CORTE DI CASSAZIONE – Sentenza 19 aprile 2019, n. 11112
Contratto di lavoro a tempo determinato – Nullità – Ragioni sostitutive per la copertura delle ferie dei dipendenti – Mancanza dei requisiti di specificità e verificabilità
Fatti di causa
La Corte di appello di Milano con la sentenza n. 1019/2013 aveva accolto l’appello di M.C. avverso la decisione con la quale il tribunale locale aveva rigettato la domanda dalla stessa proposta nei confronti di A.C.A.I. spa, diretta all’accertamento della illegittimità del termine apposto al contratto di lavoro intercorso tra le parti e della esistenza di un rapporto di lavoro a tempo indeterminato dal 1° marzo 2011.
La corte territoriale aveva ritenuto che la causale apposta al contratto a giustificazione dell’assunzione a termine, relativa alle ragioni sostitutive per la copertura delle ferie dei dipendenti del settore A/V per il periodo 12.3.2011-30.6.2011, non soddisfacesse i requisiti di specificità e verificabilità come individuati e chiariti dalla giurisprudenza di legittimità oltre che dalla Corte Costituzionale con la sentenza n. 107/2013. In particolare il giudice d’appello rilevava la mancata indicazione di quelli elementi, quali l’ambito territoriale riferibile alla operatività della sostituzione, necessari a integrare il disposto della clausola, a nulla rilevando in tal senso, la circostanza che le mansioni svolte collegate al trasporto aereo, non consentissero l’individuazione di una unica sede di lavoro e neppure, ai fini della specificazione della clausola, quanto dichiarato dai testi escussi con riguardo alla concentrazione delle ferie nel periodo di marzo, non essendo da ciò desumibile un diretto nesso causale tra tale dato e l’assunzione della C..
La corte milanese non considerava rilevanti le eccezioni relative alla mancata produzione del CCNL ed alla essenzialità del termine ai sensi dell’art. 1419 c.c. così accogliendo la originaria domanda del lavoratore e dichiarando esistente tra lo stesso e la A. – C.A.I. spa un rapporto di lavoro a tempo indeterminato dal 1.3.2011.
Avverso detta decisione la società proponeva ricorso affidato a quattro motivi cui resisteva la C. con controricorso.
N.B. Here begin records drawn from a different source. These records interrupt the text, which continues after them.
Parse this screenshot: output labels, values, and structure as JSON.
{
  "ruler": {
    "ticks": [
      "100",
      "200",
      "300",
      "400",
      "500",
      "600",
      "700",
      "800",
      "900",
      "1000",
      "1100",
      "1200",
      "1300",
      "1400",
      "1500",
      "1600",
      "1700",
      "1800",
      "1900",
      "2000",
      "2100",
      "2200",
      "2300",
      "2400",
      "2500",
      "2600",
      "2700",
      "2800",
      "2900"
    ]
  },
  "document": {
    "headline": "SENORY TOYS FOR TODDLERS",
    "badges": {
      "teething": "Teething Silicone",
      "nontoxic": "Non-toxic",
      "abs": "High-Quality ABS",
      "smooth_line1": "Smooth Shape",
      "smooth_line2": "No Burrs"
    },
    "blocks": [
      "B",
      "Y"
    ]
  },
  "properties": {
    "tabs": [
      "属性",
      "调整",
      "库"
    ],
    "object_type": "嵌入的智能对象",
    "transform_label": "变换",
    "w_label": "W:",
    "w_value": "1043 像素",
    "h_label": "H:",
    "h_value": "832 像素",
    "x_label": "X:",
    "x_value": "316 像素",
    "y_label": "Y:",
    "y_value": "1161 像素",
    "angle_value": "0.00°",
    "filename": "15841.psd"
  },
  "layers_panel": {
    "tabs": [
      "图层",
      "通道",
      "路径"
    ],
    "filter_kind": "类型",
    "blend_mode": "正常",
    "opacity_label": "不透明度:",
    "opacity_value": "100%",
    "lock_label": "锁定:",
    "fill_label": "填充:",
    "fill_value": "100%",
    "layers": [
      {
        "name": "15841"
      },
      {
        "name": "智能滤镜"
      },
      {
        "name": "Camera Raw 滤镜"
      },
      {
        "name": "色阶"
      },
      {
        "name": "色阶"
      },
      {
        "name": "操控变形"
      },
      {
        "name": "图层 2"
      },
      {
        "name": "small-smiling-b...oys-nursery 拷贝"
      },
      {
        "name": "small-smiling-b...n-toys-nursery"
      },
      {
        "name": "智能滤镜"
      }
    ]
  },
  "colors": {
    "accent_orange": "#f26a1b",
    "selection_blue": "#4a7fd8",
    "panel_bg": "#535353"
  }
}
Entrambe le parti depositavano successive memorie.
Ragioni della decisione
1) – Con il primo motivo è denunciata la violazione e falsa applicazione dell’art. 1 comma 1 del d.lgs n. 368/01, dell’art. 2697 c.c., dell’art. 421 e 115 e 116 c.p.c.(art. 360 co.l n. 3 c.p.c.). Parte ricorrente lamenta le erronee considerazioni della corte milanese in contrasto con i principi in materia enunciati dal Supremo Collegio sulla prova delle esigenze sostitutive. In particolare rileva la mancata valutazione degli elementi integrativi della fattispecie legale come indicati dal Giudice delle leggi (Corte Cost. n. 107/2013) e dal Giudice di legittimità, quali l’ambito territoriale dell’assunzione, il luogo della prestazione lavorativa e le mansioni con diritto alla conservazione del posto dei dipendenti da sostituire.
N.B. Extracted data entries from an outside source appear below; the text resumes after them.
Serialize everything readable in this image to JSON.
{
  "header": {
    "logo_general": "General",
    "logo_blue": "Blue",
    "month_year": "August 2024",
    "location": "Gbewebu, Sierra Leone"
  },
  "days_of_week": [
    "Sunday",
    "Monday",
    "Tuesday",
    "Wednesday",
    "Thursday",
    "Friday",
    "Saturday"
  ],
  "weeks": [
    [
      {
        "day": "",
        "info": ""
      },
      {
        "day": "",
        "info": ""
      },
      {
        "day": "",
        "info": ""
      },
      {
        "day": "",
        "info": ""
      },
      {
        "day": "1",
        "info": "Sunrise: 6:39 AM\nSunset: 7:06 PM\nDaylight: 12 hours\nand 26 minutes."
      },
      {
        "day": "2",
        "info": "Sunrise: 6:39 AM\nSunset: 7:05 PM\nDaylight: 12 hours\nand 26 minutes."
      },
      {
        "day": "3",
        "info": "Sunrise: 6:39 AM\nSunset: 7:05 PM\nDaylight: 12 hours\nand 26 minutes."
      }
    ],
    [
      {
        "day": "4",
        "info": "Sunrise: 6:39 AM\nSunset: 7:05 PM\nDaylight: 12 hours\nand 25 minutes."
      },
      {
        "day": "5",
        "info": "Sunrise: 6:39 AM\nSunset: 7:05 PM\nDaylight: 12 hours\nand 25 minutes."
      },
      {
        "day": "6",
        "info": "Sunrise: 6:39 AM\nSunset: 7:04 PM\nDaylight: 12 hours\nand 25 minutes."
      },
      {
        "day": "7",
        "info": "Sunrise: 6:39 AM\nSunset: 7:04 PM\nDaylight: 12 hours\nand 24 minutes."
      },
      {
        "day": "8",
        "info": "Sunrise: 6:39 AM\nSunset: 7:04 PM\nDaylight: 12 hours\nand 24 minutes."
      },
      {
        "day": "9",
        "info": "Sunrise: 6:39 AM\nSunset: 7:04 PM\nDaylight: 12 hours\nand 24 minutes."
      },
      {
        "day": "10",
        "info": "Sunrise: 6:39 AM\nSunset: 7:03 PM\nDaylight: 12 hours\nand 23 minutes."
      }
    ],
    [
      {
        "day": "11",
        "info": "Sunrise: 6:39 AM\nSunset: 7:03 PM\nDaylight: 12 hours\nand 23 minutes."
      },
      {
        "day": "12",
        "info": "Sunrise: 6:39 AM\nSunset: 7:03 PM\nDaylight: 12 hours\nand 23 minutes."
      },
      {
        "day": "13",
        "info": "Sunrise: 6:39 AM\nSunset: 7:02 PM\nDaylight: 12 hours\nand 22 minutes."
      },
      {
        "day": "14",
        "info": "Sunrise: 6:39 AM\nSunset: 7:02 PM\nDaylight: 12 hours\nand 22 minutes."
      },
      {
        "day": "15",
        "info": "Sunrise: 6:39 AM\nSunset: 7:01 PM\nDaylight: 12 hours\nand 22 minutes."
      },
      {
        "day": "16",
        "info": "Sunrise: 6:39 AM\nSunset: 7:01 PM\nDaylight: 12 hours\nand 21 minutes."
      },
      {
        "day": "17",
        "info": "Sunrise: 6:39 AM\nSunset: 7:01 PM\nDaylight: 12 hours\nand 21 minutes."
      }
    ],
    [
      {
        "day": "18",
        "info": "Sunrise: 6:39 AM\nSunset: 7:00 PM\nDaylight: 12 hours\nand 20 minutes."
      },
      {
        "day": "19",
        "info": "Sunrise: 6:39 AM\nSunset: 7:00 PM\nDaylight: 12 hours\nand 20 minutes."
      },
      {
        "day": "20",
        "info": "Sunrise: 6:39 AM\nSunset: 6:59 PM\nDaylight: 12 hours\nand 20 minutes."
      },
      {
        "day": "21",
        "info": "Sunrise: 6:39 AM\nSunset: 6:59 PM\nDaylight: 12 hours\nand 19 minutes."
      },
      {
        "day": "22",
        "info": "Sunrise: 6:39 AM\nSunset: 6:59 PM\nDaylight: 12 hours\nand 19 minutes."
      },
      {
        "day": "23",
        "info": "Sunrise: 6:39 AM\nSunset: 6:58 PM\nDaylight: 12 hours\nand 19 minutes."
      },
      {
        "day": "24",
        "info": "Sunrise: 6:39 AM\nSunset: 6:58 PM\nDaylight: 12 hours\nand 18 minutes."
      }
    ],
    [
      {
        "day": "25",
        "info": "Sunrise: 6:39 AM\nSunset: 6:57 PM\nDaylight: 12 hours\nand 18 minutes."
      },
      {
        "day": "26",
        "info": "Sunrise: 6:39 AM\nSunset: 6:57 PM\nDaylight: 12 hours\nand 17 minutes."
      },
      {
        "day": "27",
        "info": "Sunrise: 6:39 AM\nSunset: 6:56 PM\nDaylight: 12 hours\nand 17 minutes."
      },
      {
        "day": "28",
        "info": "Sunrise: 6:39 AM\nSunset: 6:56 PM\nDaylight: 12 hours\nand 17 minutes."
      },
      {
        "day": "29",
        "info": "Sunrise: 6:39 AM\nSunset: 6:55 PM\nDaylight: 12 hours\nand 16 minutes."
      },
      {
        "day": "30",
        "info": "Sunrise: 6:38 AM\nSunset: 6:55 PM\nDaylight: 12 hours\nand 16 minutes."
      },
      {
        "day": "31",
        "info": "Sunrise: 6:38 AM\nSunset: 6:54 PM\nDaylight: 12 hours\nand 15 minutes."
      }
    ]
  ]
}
Il motivo non risulta ammissibile. Si osserva che la sentenza impugnata espressamente rileva la mancata indicazione dell’ambito territoriale (pg 6) e che dunque rispetto alla specifica statuizione sul punto parte ricorrente nel motivo di censura avrebbe dovuto non solo limitarsi a menzionare la contrastante circostanza della presenza di tale indicazione dell’ambito territoriale nel contratto di lavoro, ma inserirne il preciso contenuto.
A riguardo questa Corte ha chiarito che “Il ricorrente che, in sede di legittimità, denunci l’omessa od inesatta valutazione di atti o documenti prodotti in giudizio, anche ove intenda far valere un vizio di violazione o falsa applicazione di norma di diritto, è onerato, a pena di inammissibilità del ricorso, non solo della specifica indicazione del documento e della chiara ‘ indicazione del nesso eziologico tra l’errore denunciato e la pronuncia emessa in concreto, ma anche della completa trascrizione dell’integrale contenuto degli atti e dei documenti così da rendere immediatamente apprezzabile dalla Suprema Corte il vizio dedotto” (Cass. n. 14107/2017) L’assenza di siffatte connotazioni rende l’intero motivo, anche in riferimento alle ulteriori doglianze relative alla correttezza della causale inserita nel contratto, privo del carattere di specificità e privo della capacità di rendere immediatamente chiaro e intellegibile il vizio denunciato, non essendo possibile confrontare compiutamente questo con l’effettivo contenuto delle disposizioni contrattuali.
2) Con il secondo motivo è dedotta la violazione e falsa applicazione dell’art. 112 c.p.c. – Violazione del principio di corrispondenza tra chiesto e pronunciato (in riferimento all’art. 360 co. 1 n. 3 c.p.c.). Rileva la società una distonia tra la valutazione della corte milanese sulla genericità della clausola e la attività istruttoria svolta. Ritiene a riguardo che la corte avrebbe dovuto non procedere nello svolgimento della attività istruttoria una volta ritenuta la originaria genericità della clausola.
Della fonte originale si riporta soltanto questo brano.